Math 241A Fall 2013 HOME WORK

TEXT: Conway "Functional Analysis" Edition 2

Please turn in ths HW the beginning of section ??

Please tell me what you think of the Homework.
I NEED FEEDBACK!!

Lecture 1. Defs of Banach space and Banach Algebra.

Examples: C[0,1] and L^p

Ch 1 Hilbert Space.

p6 sec 1 ex 3 Show that H is a preHilbert space. You do not need to prove it is complete.

Chapter 1 p6 sec 1 ex 6 .

p11 sec 2 ex 1,2, 3

p13 sec 3 ex 5

p18 sec 4 ex 13, 19

p23 sec 5 ex 2, 3

Chapter 2

Operators on Hilbert space

sec 1 Great Examples of Operators ex 2

Section 2, Adjoints ex. 6, 11, 16

HW 1 Turn in the above on ??

Chapter 2

Section 1, ex. 1, 3, 5, 8

Section 3 Projections , ex. 6, 11

Section 4 Compact Operators, ex. 1, 2, 4, 5

Section 5, Diagonalizing Compact SelfAdj Operators, ex. 1

HW 2 Turn the above in on ??

A paper for reference. Examples will be drawn from it.

Chapter 3 Banach Spaces

Bill already lectured on sec 1, 2
in the early part of the course while discussing Hilbert Space.

Section 1, ex. 3, 13

Section 2, ex. 5, 6

Section 3, ex. 1

Section 4, Quotient Spaces ex. 1, 6

Section 5, Linear Functionals , ex. 2

HW 3 Turn the above in on ??

Optional in 2013

Section 6, HB Theorem , READ IT

Section 7, Banach Limits, p. 83 SKIPPED

Section 9, Ordered Vector Spaces, p.88, ex. 4, 6, 7, 8, 9

Order1. As defined in the Banach Limit section 3.7 take

V to be l^\infty and S = sequences which posess a limit C= all nonnegative sequences in V.

What are (all of) the order units in S?

Ch 4 Section 3 Separating Hyperplanes Ex 2, 7 and Ex 10 with TVS replaced by Banach Space.

End Optional

Spectral Theory

If you have not done so yet do this:

S1. Suppose $M$ is multiplication by x on L^2[0,1, u] where u is a probability measure supported on [0,1]. For which such measures u is M a compact operator?

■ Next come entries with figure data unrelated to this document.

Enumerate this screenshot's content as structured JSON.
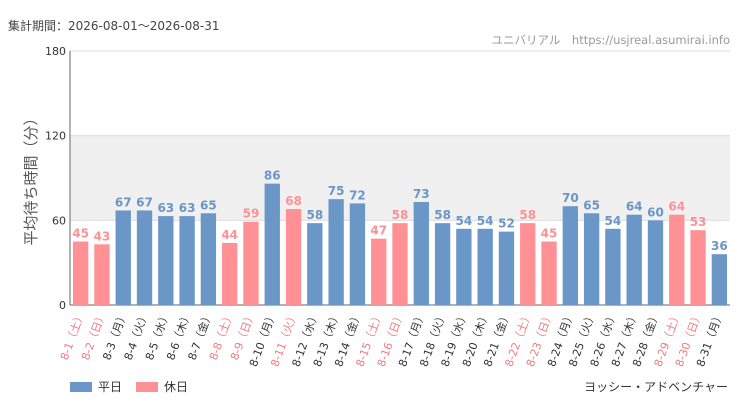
{
  "period_text": "集計期間：2026-08-01～2026-08-31",
  "source_text": "ユニバリアル　https://usjreal.asumirai.info",
  "attraction_name": "ヨッシー・アドベンチャー",
  "legend": {
    "weekday": "平日",
    "holiday": "休日"
  },
  "colors": {
    "weekday": "#6a96c8",
    "holiday": "#ff9195",
    "band": "#f0f0f0",
    "axis": "#666666",
    "grid": "#dddddd"
  },
  "chart_data": {
    "type": "bar",
    "ylabel": "平均待ち時間（分）",
    "ylim": [
      0,
      180
    ],
    "yticks": [
      0,
      60,
      120,
      180
    ],
    "band_range": [
      60,
      120
    ],
    "categories": [
      "8-1（土）",
      "8-2（日）",
      "8-3（月）",
      "8-4（火）",
      "8-5（水）",
      "8-6（木）",
      "8-7（金）",
      "8-8（土）",
      "8-9（日）",
      "8-10（月）",
      "8-11（火）",
      "8-12（水）",
      "8-13（木）",
      "8-14（金）",
      "8-15（土）",
      "8-16（日）",
      "8-17（月）",
      "8-18（火）",
      "8-19（水）",
      "8-20（木）",
      "8-21（金）",
      "8-22（土）",
      "8-23（日）",
      "8-24（月）",
      "8-25（火）",
      "8-26（水）",
      "8-27（木）",
      "8-28（金）",
      "8-29（土）",
      "8-30（日）",
      "8-31（月）"
    ],
    "values": [
      45,
      43,
      67,
      67,
      63,
      63,
      65,
      44,
      59,
      86,
      68,
      58,
      75,
      72,
      47,
      58,
      73,
      58,
      54,
      54,
      52,
      58,
      45,
      70,
      65,
      54,
      64,
      60,
      64,
      53,
      36
    ],
    "day_type": [
      "holiday",
      "holiday",
      "weekday",
      "weekday",
      "weekday",
      "weekday",
      "weekday",
      "holiday",
      "holiday",
      "weekday",
      "holiday",
      "weekday",
      "weekday",
      "weekday",
      "holiday",
      "holiday",
      "weekday",
      "weekday",
      "weekday",
      "weekday",
      "weekday",
      "holiday",
      "holiday",
      "weekday",
      "weekday",
      "weekday",
      "weekday",
      "weekday",
      "holiday",
      "holiday",
      "weekday"
    ],
    "series": [
      {
        "name": "平日"
      },
      {
        "name": "休日"
      }
    ]
  }
}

S2. Suppose A1 A2 A3 are commuting self adjoint operators on a seperable Hilbert space H.

Suppose the spectrum of Aj is contained in [-2,2] for each j.

Let R:= [-2,2]^3

The following is true and you may assume it:

If p(x) is positive on R, then p(A) is PsD. Here x =(x1,x2,x3).

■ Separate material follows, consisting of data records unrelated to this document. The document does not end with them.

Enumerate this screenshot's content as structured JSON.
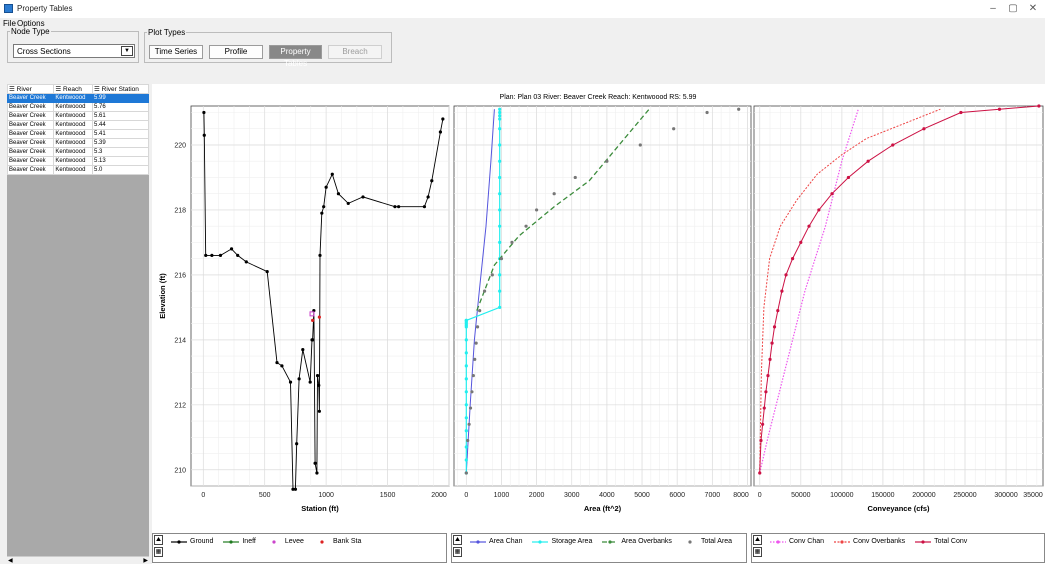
{
  "window": {
    "title": "Property Tables"
  },
  "menu": {
    "file": "File",
    "options": "Options"
  },
  "node_type": {
    "label": "Node Type",
    "selected": "Cross Sections"
  },
  "plot_types": {
    "label": "Plot Types",
    "time_series": "Time Series",
    "profile": "Profile",
    "property_tables": "Property Tables",
    "breach": "Breach"
  },
  "table": {
    "headers": [
      "River",
      "Reach",
      "River Station"
    ],
    "rows": [
      [
        "Beaver Creek",
        "Kentwoood",
        "5.99"
      ],
      [
        "Beaver Creek",
        "Kentwoood",
        "5.76"
      ],
      [
        "Beaver Creek",
        "Kentwoood",
        "5.61"
      ],
      [
        "Beaver Creek",
        "Kentwoood",
        "5.44"
      ],
      [
        "Beaver Creek",
        "Kentwoood",
        "5.41"
      ],
      [
        "Beaver Creek",
        "Kentwoood",
        "5.39"
      ],
      [
        "Beaver Creek",
        "Kentwoood",
        "5.3"
      ],
      [
        "Beaver Creek",
        "Kentwoood",
        "5.13"
      ],
      [
        "Beaver Creek",
        "Kentwoood",
        "5.0"
      ]
    ],
    "selected_index": 0
  },
  "plot_title": "Plan: Plan 03    River: Beaver Creek    Reach: Kentwoood    RS: 5.99",
  "colors": {
    "ground": "#000000",
    "ineff": "#1f7a1f",
    "levee": "#cc44cc",
    "bank": "#dd2222",
    "area_chan": "#5555dd",
    "storage": "#22eeee",
    "overbanks": "#3c8c3c",
    "total_area": "#777777",
    "conv_chan": "#ee55ee",
    "conv_over": "#ee4444",
    "total_conv": "#cc1144"
  },
  "chart_data": [
    {
      "type": "line",
      "xlabel": "Station (ft)",
      "ylabel": "Elevation (ft)",
      "xticks": [
        "0",
        "500",
        "1000",
        "1500",
        "2000"
      ],
      "yticks": [
        "210",
        "212",
        "214",
        "216",
        "218",
        "220"
      ],
      "xlim": [
        -100,
        2000
      ],
      "ylim": [
        209.5,
        221.2
      ],
      "legend": [
        "Ground",
        "Ineff",
        "Levee",
        "Bank Sta"
      ],
      "series": [
        {
          "name": "Ground",
          "x": [
            5,
            8,
            20,
            70,
            140,
            230,
            280,
            350,
            520,
            600,
            640,
            710,
            730,
            750,
            760,
            780,
            810,
            870,
            885,
            890,
            900,
            910,
            925,
            930,
            940,
            945,
            950,
            965,
            980,
            1000,
            1050,
            1100,
            1180,
            1300,
            1560,
            1590,
            1800,
            1830,
            1860,
            1930,
            1950
          ],
          "y": [
            221.0,
            220.3,
            216.6,
            216.6,
            216.6,
            216.8,
            216.6,
            216.4,
            216.1,
            213.3,
            213.2,
            212.7,
            209.4,
            209.4,
            210.8,
            212.8,
            213.7,
            212.7,
            214.0,
            214.0,
            214.9,
            210.2,
            209.9,
            212.9,
            212.6,
            211.8,
            216.6,
            217.9,
            218.1,
            218.7,
            219.1,
            218.5,
            218.2,
            218.4,
            218.1,
            218.1,
            218.1,
            218.4,
            218.9,
            220.4,
            220.8
          ]
        },
        {
          "name": "Levee",
          "x": [
            885
          ],
          "y": [
            214.8
          ]
        },
        {
          "name": "Bank Sta",
          "x": [
            890,
            945
          ],
          "y": [
            214.6,
            214.7
          ]
        }
      ]
    },
    {
      "type": "line",
      "xlabel": "Area (ft^2)",
      "ylabel": "",
      "xticks": [
        "0",
        "1000",
        "2000",
        "3000",
        "4000",
        "5000",
        "6000",
        "7000",
        "8000"
      ],
      "xlim": [
        -350,
        8100
      ],
      "ylim": [
        209.5,
        221.2
      ],
      "legend": [
        "Area Chan",
        "Storage Area",
        "Area Overbanks",
        "Total Area"
      ],
      "series": [
        {
          "name": "Area Chan",
          "x": [
            0,
            110,
            230,
            370,
            560,
            700,
            800
          ],
          "y": [
            209.9,
            212,
            214,
            215.5,
            217.5,
            219.5,
            221.1
          ]
        },
        {
          "name": "Storage Area",
          "x": [
            0,
            0,
            0,
            0,
            0,
            0,
            0,
            0,
            0,
            0,
            0,
            0,
            0,
            0,
            0,
            0,
            0,
            950,
            950,
            950,
            950,
            950,
            950,
            950,
            950,
            950,
            950,
            950,
            950,
            950,
            950,
            950,
            950
          ],
          "y": [
            209.9,
            210.3,
            210.7,
            211.2,
            211.6,
            212.0,
            212.4,
            212.8,
            213.2,
            213.6,
            214.0,
            214.4,
            214.45,
            214.5,
            214.55,
            214.6,
            214.6,
            215.0,
            215.5,
            216.0,
            216.5,
            217.0,
            217.5,
            218.0,
            218.5,
            219.0,
            219.5,
            220.0,
            220.5,
            220.8,
            220.9,
            221.0,
            221.1
          ]
        },
        {
          "name": "Area Overbanks",
          "x": [
            300,
            800,
            1500,
            2500,
            3500,
            4500,
            5200
          ],
          "y": [
            214.9,
            216.3,
            217.2,
            218.1,
            218.9,
            220.2,
            221.1
          ]
        },
        {
          "name": "Total Area",
          "x": [
            0,
            40,
            80,
            120,
            160,
            200,
            240,
            280,
            320,
            380,
            520,
            740,
            1000,
            1300,
            1700,
            2000,
            2500,
            3100,
            4000,
            4950,
            5900,
            6850,
            7750
          ],
          "y": [
            209.9,
            210.9,
            211.4,
            211.9,
            212.4,
            212.9,
            213.4,
            213.9,
            214.4,
            214.9,
            215.5,
            216.0,
            216.5,
            217.0,
            217.5,
            218.0,
            218.5,
            219.0,
            219.5,
            220.0,
            220.5,
            221.0,
            221.1
          ]
        }
      ]
    },
    {
      "type": "line",
      "xlabel": "Conveyance (cfs)",
      "ylabel": "",
      "xticks": [
        "0",
        "50000",
        "100000",
        "150000",
        "200000",
        "250000",
        "300000",
        "35000"
      ],
      "xlim": [
        -7000,
        345000
      ],
      "ylim": [
        209.5,
        221.2
      ],
      "legend": [
        "Conv Chan",
        "Conv Overbanks",
        "Total Conv"
      ],
      "series": [
        {
          "name": "Conv Chan",
          "x": [
            0,
            10000,
            30000,
            55000,
            80000,
            100000,
            120000
          ],
          "y": [
            209.9,
            211,
            213,
            215.5,
            217.5,
            219.5,
            221.1
          ]
        },
        {
          "name": "Conv Overbanks",
          "x": [
            0,
            2000,
            5000,
            12000,
            25000,
            45000,
            70000,
            100000,
            130000,
            170000,
            220000
          ],
          "y": [
            209.9,
            213,
            215,
            216.5,
            217.5,
            218.3,
            219.1,
            219.7,
            220.2,
            220.6,
            221.1
          ]
        },
        {
          "name": "Total Conv",
          "x": [
            0,
            1500,
            3500,
            5500,
            7500,
            10000,
            12500,
            15000,
            18000,
            22000,
            27000,
            32000,
            40000,
            50000,
            60000,
            72000,
            88000,
            108000,
            132000,
            162000,
            200000,
            245000,
            292000,
            340000
          ],
          "y": [
            209.9,
            210.9,
            211.4,
            211.9,
            212.4,
            212.9,
            213.4,
            213.9,
            214.4,
            214.9,
            215.5,
            216.0,
            216.5,
            217.0,
            217.5,
            218.0,
            218.5,
            219.0,
            219.5,
            220.0,
            220.5,
            221.0,
            221.1,
            221.2
          ]
        }
      ]
    }
  ]
}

PROBLEMs on cyclic vectors:

C0. Say exactly which symmetric matrices have a cyclic vector

C1. What is a natural notion of cyclic vector for A1 A2 A3

C2. Assuming that they have a cyclic vector, what is a natural spectral representation for A1 , A2, A3?

C3. Prove it

HW 4 Discuss the spectral theory problems above with the Prof in Week 10 of the quarter.